Многие верили, что подобные выставки поднимают национальный престиж. Причем после 1900-х музеи стали регулярно отдавать экспонаты на заграничные смотры — возник международный музейный обмен. Именно «музейная глобализация» способствовала появлению «выставок-блокбастеров». Первой, по мнению Хаскелла, была выставка Рембрандта в 1898 году, в которой принимали участие лица королевской крови, государственные галереи и коллекционеры со всей Европы. Тогда удалось собрать 124 картины: их застраховали на огромную по тем временам сумму — 4 миллиона фунтов стерлингов. Однако у грандиозных показов — ставших в наше время обычным делом — есть и существенные минусы. Хаскелл перечисляет их в последней главе: во-первых, «эфемерные музеи», как назвал их автор, затмевают собой реальные институции. Многие музеи обзаводятся помещениями для временных выставок, и показанные там проекты часто привлекают больше внимания, чем постоянные экспозиции. А зрители сталкиваются с тем, что шедевры, приписанные к тому или иному музею, отсутствуют в залах, поскольку отправлены на гастроли на очередную выставку. Во-вторых, переезды вредны для картин — об этом говорили еще в начале XIX века. Гёте даже написал грустное четверостишие, оканчивающееся словами «Что нам останется? Утраты». В-третьих, внушительные каталоги — с роскошными статьями и иллюстрациями — тоже приносят немало вреда. Хаскелл отмечает, что ни одна «выставка-блокбастер» не может вместить в себя все шедевры. А значит, даже самый полный каталог не способен дать исчерпывающего представления о творчестве художника: «…зато может снизить шансы на появление другой публикации — настоящей научной монографии по этому вопросу». Наконец, участие в громких выставках выгодно коллекционерам — это увеличивает стоимость их активов. Хотя вопросы атрибуции — кто и когда написал картину — не являются решенными раз и навсегда. Можно вспомнить скандал в Генте в 2017–2018-м, когда в Музее изящных искусств (MSK) представили работы художников русского авангарда из коллекции Фонда Дилегема, учрежденного бизнесменом Игорем Топоровским. Некоторые эксперты назвали эти вещи сомнительными, поднялся шум, и в итоге музей вернул работы фонду, а директора MSK Катрин де Зегер отстранили от работы.
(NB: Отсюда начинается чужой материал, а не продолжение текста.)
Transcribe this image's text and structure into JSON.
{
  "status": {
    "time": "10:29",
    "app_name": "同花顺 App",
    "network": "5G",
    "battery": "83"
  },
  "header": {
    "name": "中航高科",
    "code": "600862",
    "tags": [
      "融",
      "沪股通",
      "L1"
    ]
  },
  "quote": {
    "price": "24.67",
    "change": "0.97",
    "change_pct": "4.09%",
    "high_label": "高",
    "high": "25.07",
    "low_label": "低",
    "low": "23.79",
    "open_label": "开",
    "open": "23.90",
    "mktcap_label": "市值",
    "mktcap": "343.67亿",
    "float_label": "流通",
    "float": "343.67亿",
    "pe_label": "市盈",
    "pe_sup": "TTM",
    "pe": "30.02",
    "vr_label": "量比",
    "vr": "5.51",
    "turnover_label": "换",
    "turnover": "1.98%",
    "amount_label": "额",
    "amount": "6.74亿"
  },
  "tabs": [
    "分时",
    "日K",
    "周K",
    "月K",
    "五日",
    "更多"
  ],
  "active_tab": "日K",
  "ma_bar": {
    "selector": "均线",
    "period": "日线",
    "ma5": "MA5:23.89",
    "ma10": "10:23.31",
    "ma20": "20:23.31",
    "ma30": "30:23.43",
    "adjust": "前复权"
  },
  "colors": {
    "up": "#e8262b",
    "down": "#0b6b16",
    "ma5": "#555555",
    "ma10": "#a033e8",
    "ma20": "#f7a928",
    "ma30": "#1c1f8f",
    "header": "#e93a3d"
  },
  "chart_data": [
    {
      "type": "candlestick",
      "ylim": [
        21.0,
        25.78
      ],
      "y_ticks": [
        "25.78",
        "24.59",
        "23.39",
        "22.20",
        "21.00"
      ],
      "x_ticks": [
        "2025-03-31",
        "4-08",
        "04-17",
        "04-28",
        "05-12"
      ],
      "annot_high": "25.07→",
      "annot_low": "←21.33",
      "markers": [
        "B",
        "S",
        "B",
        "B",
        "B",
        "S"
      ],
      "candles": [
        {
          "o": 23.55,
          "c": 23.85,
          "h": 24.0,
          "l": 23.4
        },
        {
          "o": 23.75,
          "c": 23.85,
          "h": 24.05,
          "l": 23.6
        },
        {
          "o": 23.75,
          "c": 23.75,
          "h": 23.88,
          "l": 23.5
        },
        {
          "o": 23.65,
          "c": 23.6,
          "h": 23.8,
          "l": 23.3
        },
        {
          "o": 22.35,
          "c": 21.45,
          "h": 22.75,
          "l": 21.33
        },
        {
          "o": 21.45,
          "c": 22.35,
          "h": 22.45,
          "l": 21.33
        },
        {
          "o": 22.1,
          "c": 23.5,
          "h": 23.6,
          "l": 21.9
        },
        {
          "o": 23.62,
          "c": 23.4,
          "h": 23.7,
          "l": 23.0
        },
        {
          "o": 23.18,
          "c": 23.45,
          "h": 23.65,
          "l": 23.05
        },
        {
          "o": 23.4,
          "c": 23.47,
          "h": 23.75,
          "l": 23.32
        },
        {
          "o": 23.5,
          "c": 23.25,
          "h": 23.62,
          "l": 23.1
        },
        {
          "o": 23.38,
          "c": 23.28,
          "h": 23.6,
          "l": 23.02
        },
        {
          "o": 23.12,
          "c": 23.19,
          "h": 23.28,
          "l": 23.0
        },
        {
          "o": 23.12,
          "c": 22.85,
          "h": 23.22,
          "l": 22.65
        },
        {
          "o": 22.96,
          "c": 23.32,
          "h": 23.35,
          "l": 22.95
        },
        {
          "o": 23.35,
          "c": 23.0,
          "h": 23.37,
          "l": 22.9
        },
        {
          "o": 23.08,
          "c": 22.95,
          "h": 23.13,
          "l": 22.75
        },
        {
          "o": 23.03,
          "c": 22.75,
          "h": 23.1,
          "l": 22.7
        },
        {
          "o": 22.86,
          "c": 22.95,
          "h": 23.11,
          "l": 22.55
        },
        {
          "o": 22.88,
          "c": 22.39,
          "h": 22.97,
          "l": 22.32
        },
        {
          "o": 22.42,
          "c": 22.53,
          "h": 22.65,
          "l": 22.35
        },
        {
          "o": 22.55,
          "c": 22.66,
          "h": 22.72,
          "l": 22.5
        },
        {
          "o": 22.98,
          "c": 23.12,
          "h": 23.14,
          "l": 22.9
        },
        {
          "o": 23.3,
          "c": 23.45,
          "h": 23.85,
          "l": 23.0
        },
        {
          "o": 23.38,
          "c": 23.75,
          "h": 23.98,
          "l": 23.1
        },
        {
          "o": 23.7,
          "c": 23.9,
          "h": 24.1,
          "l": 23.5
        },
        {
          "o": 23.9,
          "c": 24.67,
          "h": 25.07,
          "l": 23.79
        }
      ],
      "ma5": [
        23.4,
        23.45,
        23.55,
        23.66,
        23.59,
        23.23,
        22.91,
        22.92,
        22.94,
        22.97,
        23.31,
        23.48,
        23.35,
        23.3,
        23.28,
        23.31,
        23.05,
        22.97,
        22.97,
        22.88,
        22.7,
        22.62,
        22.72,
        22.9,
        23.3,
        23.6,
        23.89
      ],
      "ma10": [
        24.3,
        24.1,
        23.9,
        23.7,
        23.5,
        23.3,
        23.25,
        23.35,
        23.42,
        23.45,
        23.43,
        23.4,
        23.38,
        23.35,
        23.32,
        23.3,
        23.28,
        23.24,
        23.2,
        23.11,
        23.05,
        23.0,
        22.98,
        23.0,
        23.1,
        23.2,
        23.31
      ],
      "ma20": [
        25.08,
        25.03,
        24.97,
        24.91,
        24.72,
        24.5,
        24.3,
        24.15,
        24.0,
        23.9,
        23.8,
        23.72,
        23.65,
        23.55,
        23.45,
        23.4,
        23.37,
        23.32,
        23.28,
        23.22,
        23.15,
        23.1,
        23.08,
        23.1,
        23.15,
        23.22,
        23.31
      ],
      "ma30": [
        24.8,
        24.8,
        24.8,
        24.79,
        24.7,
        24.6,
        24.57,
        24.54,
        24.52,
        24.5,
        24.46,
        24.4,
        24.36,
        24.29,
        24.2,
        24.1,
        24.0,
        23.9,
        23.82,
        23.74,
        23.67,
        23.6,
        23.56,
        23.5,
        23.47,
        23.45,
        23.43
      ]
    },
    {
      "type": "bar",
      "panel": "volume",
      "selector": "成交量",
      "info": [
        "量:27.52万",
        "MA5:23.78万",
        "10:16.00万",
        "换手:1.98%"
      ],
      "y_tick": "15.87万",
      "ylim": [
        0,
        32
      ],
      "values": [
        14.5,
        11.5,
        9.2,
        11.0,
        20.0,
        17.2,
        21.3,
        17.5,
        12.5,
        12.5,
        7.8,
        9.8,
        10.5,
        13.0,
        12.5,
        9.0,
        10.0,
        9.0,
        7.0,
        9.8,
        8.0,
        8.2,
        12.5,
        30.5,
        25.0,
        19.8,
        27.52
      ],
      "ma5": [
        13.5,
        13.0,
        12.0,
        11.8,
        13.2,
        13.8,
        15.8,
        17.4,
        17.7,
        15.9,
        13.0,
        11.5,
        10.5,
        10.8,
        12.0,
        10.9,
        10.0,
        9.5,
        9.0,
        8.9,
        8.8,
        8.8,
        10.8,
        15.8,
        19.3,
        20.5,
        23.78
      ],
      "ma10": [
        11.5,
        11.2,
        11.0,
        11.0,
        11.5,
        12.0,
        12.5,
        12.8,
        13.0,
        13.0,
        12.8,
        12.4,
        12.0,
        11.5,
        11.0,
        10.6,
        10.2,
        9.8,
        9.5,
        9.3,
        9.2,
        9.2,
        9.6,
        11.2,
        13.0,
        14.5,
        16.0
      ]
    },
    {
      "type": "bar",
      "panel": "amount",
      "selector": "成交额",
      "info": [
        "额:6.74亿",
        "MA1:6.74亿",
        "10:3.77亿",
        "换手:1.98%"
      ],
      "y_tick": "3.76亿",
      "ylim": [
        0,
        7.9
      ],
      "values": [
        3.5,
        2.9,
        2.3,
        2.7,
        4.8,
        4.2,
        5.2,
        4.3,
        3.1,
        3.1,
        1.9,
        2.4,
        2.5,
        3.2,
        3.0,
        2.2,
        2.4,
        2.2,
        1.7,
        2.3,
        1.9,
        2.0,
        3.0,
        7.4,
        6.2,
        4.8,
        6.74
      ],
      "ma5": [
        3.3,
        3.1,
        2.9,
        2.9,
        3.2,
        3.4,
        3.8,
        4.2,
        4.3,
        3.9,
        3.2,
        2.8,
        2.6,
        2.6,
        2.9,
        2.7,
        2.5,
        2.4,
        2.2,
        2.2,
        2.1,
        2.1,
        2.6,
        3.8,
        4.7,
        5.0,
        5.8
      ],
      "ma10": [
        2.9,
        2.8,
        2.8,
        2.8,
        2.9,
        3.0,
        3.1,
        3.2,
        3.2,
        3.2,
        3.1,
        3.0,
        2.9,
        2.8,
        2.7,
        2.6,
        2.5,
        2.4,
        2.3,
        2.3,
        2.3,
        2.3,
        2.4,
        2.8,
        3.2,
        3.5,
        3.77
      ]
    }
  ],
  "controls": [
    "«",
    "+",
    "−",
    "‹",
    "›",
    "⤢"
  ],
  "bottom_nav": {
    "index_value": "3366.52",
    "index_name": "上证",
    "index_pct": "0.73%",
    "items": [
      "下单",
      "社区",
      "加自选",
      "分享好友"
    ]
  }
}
Забавно, что Вселенная словно услышала доводы Хаскелла: из-за пандемии международный обмен культурными ценностями был заморожен. За границей он, впрочем, уже начал восстанавливаться — европейские музеи активно планируют выставки. Например, лондонская Национальная галерея в октябре 2024-го обещает показать большой проект, посвященный Ван Гогу. Однако Россия сейчас отрезана от западного мира. В этом году у нас должны были пройти громкие выставки с заграничным участием. Скажем, Третьяковка собиралась показать проект о влиянии русской культуры на мировую моду и стиль: креативным консультантом должен был стать Джеффри Марш, куратор большой выставки о Дэвиде Боуи в Музее Виктории и Альберта, а музыку планировал написать внук Сергея Прокофьева Габриэль. Теперь российским музеям придется ориентироваться на внутренний рынок — доставать уникальные вещи из фондов, а также обращаться за помощью друг к другу. Вроде бы и хорошо: регионы увидят столичные шедевры, в Москве и Петербурге посмотрят на сокровища из других городов. Однако раньше наши музейщики могли работать в зарубежных архивах, видеть, как функционируют лучшие заграничные институции и создаются масштабные выставки. Что будет теперь? Не придется ли — подобно многим отечественным ученым, фактически отрезанным от мира, — изобретать велосипед? Книга Хаскелла, впервые опубликованная в 2000-м, не дает ответа на эти вопросы. Но заставляет вспомнить старую поговорку: «Бойся исполнения своих желаний».